Does it really matter if the inner self is an illusion?
It could be argued that love is an illusion, or life is an illusion. The difference between dream and reality, making love and fucking, friendship and acquaintance – lies wherever you decide to believe in it. The moment you stop believing it, it is no longer real.
The same goes for identity. Some people may be driven to spend their whole lives figuring out who they are, because it’s a compulsion to do so, even if they admit that origin and identity are constructs that exist because we decide to believe in them, give credence to them and invest in them. Others might give this construct less credence.
But, I don’t understand what the point is, in dismantling the construct. To me, it doesn’t matter if something is objectively ‘real’ or not. I’m subjective, and if I have to make one ‘objectively true’ statement about myself, it’s that I’ll never be objective or unbiased. Nobody can ever be. And to me, doubting the very source of my passions and feelings is unnatural and unproductive. I’m naturally driven to take my feelings at face value, and dissect the patterns behind them. And I don’t see how that makes me worse than someone who doesn’t invest in their self or identity.
I don’t disagree that self is an illusion – I just wonder at what point it’s productive to fold my mind over and over upon itself to dismantle my passions. When I say productive, I mean toward personal growth; I don’t mean “achievement-oriented” or “inducing concrete results.”
I have already realized the concept of self is illusory long, long ago. I read several books by Herman Hesse and Carlos Casteneda when I was 11 or 12, and in my later teens and early 20s I deconstructed and reconstructed myself thoroughly with the use of LSD – which I used for spiritual reasons, personal growth, self-searching, artistic development and so on. I am more than aware of the simple truths like “Self is an ego construct” but I wonder what good it does me to dwell on dismantling it, rather than to express it and trust my intuitions. If there’s one thing I learned through my losses, trauma and soul searching, it’s that life has no inherent meaning – it’s up to us to give it meaning. And having a sense of purpose is what gives my life meaning. My sense of purpose goes beyond understanding myself- it extends to the realm of expressing myself in the most honest, bare, authentic way I experience it. And doubting all my experiences and feelings does not help me to do that, but rather, turns in on itself and gets me nowhere. I already know life could be a dream and my sense of self could be deconstructed.. but so what?

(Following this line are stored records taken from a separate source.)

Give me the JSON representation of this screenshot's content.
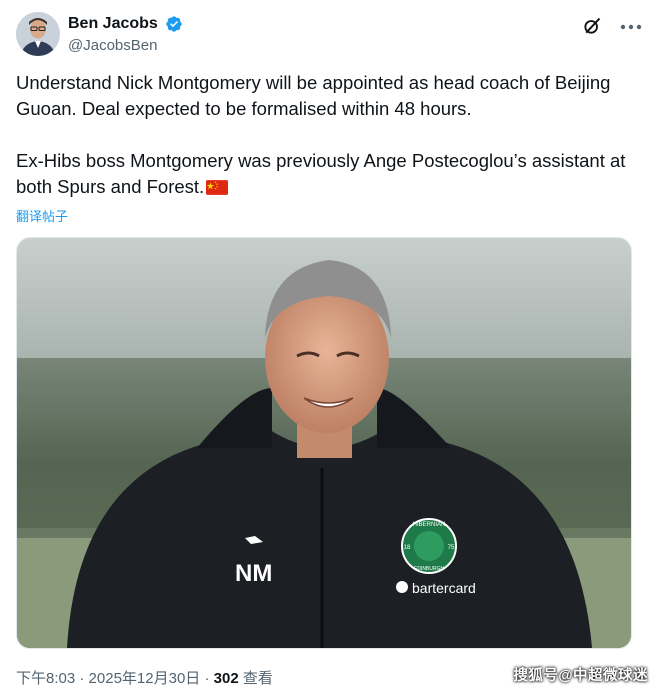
{
  "header": {
    "display_name": "Ben Jacobs",
    "handle": "@JacobsBen"
  },
  "icons": {
    "verified": "verified-badge-icon",
    "grok": "grok-icon",
    "more": "more-icon",
    "flag": "china-flag-icon"
  },
  "tweet": {
    "paragraph_1": "Understand Nick Montgomery will be appointed as head coach of Beijing Guoan. Deal expected to be formalised within 48 hours.",
    "paragraph_2": "Ex-Hibs boss Montgomery was previously Ange Postecoglou’s assistant at both Spurs and Forest.",
    "translate_label": "翻译帖子"
  },
  "media": {
    "jacket_initials": "NM",
    "sponsor_text": "bartercard",
    "crest_text": "HIBERNIAN",
    "crest_year_left": "18",
    "crest_year_right": "75",
    "crest_city": "EDINBURGH"
  },
  "footer": {
    "time": "下午8:03",
    "date": "2025年12月30日",
    "views_count": "302",
    "views_label": "查看"
  },
  "watermark": "搜狐号@中超微球迷",
  "colors": {
    "link": "#1d9bf0",
    "verified": "#1d9bf0",
    "muted": "#536471"
  }
}
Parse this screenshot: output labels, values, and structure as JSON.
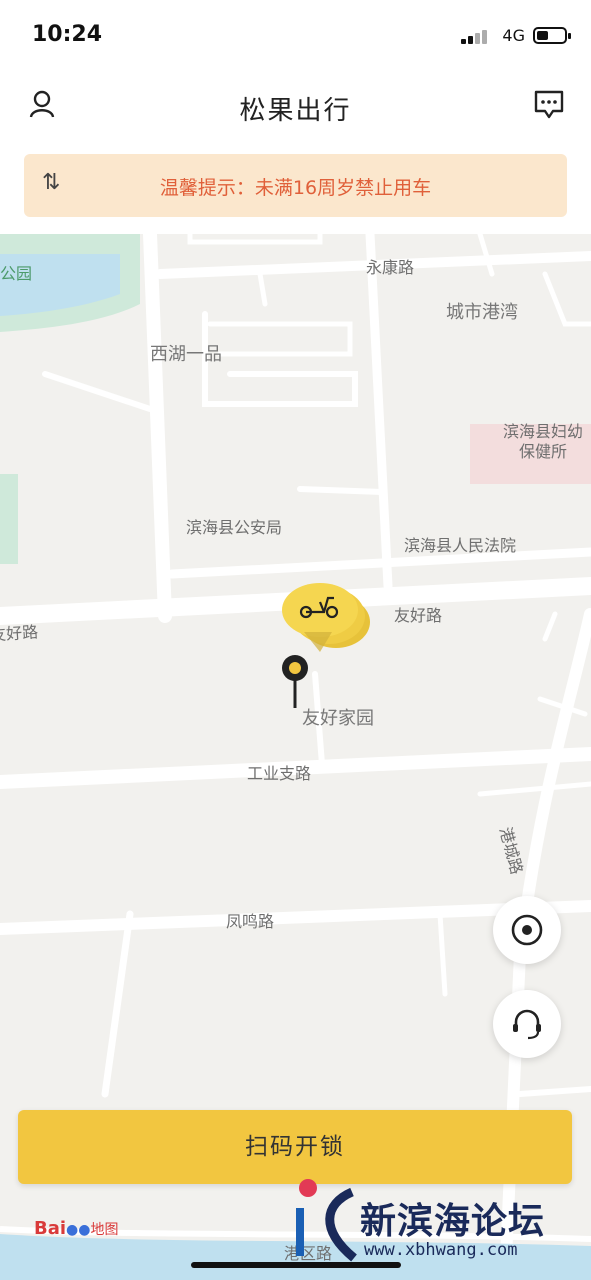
{
  "status": {
    "time": "10:24",
    "network": "4G"
  },
  "header": {
    "title": "松果出行",
    "profile_icon": "user-icon",
    "message_icon": "chat-icon"
  },
  "notice": {
    "text": "温馨提示：未满16周岁禁止用车",
    "icon": "swap-icon"
  },
  "map": {
    "labels": {
      "park": "公园",
      "yongkang": "永康路",
      "chengshi": "城市港湾",
      "xihu": "西湖一品",
      "fuyou": "滨海县妇幼\n保健所",
      "gongan": "滨海县公安局",
      "fayuan": "滨海县人民法院",
      "youhao_left": "友好路",
      "youhao_right": "友好路",
      "jiayuan": "友好家园",
      "gongye": "工业支路",
      "gangcheng": "港城路",
      "fengming": "凤鸣路",
      "gangxing": "港区路"
    }
  },
  "buttons": {
    "scan_unlock": "扫码开锁",
    "locate_icon": "locate-icon",
    "service_icon": "headset-icon"
  },
  "watermark": {
    "baidu": "Bai",
    "baidu_map": "地图",
    "forum": "新滨海论坛",
    "url": "www.xbhwang.com"
  },
  "colors": {
    "accent": "#f2c640",
    "notice_bg": "#fbe7cd",
    "notice_text": "#e0603a"
  }
}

Each LSD trip was like cleaning out my house. Imagine putting all your stuff outside, leaving it to chance – it could be stolen, it could rain or snow. You cant get rid of the shape of your house… that’s your body, your container. All of the things inside it are your identity construct, your feelings, your aesthetic, your ideas, your values, the things you chose to define and expand yourself. So now, those things are outside and anything could happen to them. As the trip winds down over several hours, you decide which things are important or helpful and bring them back in first, and arrange them in a new way that makes more sense now that you’ve seen your container empty. You leave outside the things that are too heavy or taking up unnecessary space.
I could do this over and over and over, but I don’t find it productive at this point. My house has been arranged in a certain way that is conducive to writing music, recording my albums, writing my books, building on the constructs and choices that have emerged from my self-exploration. I could take LSD or do other things to clean it out again and leave it empty over and over, but then I will never build on it, I will never expand beyond it; I will only reflect on myself ad nauseum, like an endless, eternal hall of mirrors, and I will never simply BE with myself the way I chose to build myself, and put something out for the world, something that I CHOSE to give meaning to, something that feels like a purpose and gives me impetus to wake up every morning and keep going. Which would be the more logical and emotionally satisfying and HONEST choice? Growth for philosophically minded folks is about embodying ourselves, taking action, expressing ourselves out in the world.. basically, turning the hall of mirrors outward instead of reflecting on ourselves until we’re empty and our lives are meaningless and we are utterly isolated.